Accused of Four Murders, Confesses Under Torture: Acquitted After 46 Years on Death Row
The incredible story of Iwao Hakamada, an 88-year-old former boxer: he is considered the man who waited the longest to be executed in the worldMore than 50 years after he was indicted on charges of quadruple murder in one of Japan's most controversial legal cases, a court on Tuesday acquitted an 88-year-old former professional boxer. The retrial of Iwao Hakamada , who spent 46 years behind bars before new evidence got him released in 2014, began last October at the Shizuoka District Court, with prosecutors seeking the death sentence. It is the fifth time in postwar Japan that retrials have ended in acquittal after the death penalty was imposed.
For 46 years, every day Hakamada risked being taken to the hanging room. He was considered the man who waited the longest to be executed in the world. "Was" because from today he can be considered a free man : a review process has finally acquitted him, throwing the judicial system and the practice of the Japanese death penalty into crisis.

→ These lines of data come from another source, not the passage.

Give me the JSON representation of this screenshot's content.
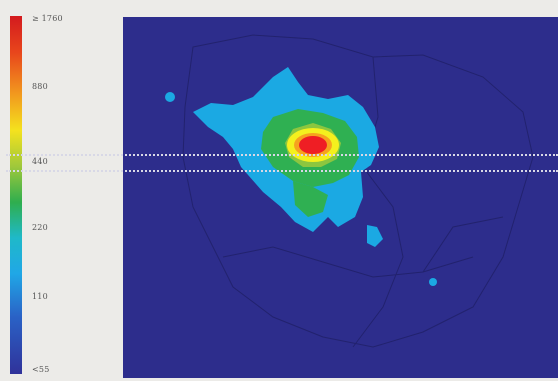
{
  "legend": {
    "labels": [
      "≥ 1760",
      "880",
      "440",
      "220",
      "110",
      "<55"
    ]
  },
  "colors": {
    "background_blue": "#2d2d8c",
    "level_red": "#ef1e24",
    "level_yellow": "#f4f01e",
    "level_green": "#2fb052",
    "level_cyan": "#1ba9e3"
  }
}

Attention now turns to whether prosecutors will appeal today's ruling again. Over the past nine years, local media note, Hakamada's mental state has deteriorated due to his lengthy detention , with signs of psychological fatigue appearing around 1980, when his death sentence was finalized. His sister, now 91, has always attended the hearings on her brother's behalf.
The former boxer was an employee of a miso paste company when he was arrested in 1966 on charges of killing his employer, his wife and two of their children . The four were found dead from stab wounds in their home in Shizuoka Prefecture, which was later set on fire. Indicted for murder, robbery and arson, his death sentence was finalized after blood traces on five items of clothing found in a vat of miso 14 months after the murder matched the blood types of the victims and Hakamada himself.
The latter initially confessed to the murders following what he described as a brutal police interrogation , but at the trial he pleaded not guilty . According to lawyer Teppei Kasai, head of Human Rights Watch Asia, interviewed by the AFP agency, the case of Hakamada is "just one of countless examples of the Japanese system of 'hostage justice', which documents how criminal suspects suffer serious abuse in pre-trial detention and intimidation during interrogation".
Japan is the only major industrialized democracy other than the United States to practice capital punishment, a policy that enjoys broad public support.